As Walter Longo puts it in the book Marketing and Communication in the Post-Digital Era – The Rules Changed, “The post-digital era is the reality we live in today, where the presence of digital technology is so wide and ubiquitous that, of time, nor do we notice that it is there. We only perceive its existence when it is lacking. This sheer ubiquity of digital technology impacts on every aspect of life and this translates into new challenges for business leaders and communication, marketing and advertising managers. ” According to the author, the bases of this society are: ephemerality, mutuality, multiplicity, synchronicity, complexity and tensionality,
Due to these characteristics the context of post-digital society and the beginning of the 21st century Minimalism has reverberation and has grown in different parts of the world. There is an alignment of values ​​and perceptions with this new generation and it has a huge potential impact for the necessary changes to be achieved. There is, however, a key element of differentiation and feasibility: Minimalism is a vision and a tool for decision and individual use, it is up to each one to decide how to act, it is possible to be implanted and carried out immediately, no rules or dogmas other people, is gregarious and not conflicting.

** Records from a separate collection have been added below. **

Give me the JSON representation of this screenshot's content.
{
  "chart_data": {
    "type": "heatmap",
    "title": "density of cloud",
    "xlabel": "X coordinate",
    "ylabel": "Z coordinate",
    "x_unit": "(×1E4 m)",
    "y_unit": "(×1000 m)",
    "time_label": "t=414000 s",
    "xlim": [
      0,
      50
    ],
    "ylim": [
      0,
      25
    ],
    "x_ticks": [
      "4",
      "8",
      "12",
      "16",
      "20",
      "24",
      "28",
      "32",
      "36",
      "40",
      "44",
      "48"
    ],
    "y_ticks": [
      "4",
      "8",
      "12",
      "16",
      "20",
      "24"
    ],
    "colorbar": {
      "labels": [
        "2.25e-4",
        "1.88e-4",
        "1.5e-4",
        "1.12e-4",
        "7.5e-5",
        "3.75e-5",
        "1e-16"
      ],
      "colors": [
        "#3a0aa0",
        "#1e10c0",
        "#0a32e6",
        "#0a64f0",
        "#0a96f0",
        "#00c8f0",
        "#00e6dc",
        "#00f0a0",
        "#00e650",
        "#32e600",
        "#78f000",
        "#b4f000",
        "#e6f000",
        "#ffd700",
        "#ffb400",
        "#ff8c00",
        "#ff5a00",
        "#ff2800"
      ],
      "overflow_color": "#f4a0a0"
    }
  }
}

In addition, it is a movement that in itself is generating other niches of business, new relationships, innovations and professional actions, creating other languages ​​of consumption, marketing, communication, promoting social connections and relationships with nature. In short, it is opening up a large and significant range of opportunities, behaviors, cultures, habits, information. But this is a topic for other talk and I do not want to mess up that show you’ve been killing time for – or delay your entry into the application taxi to return home. To the next!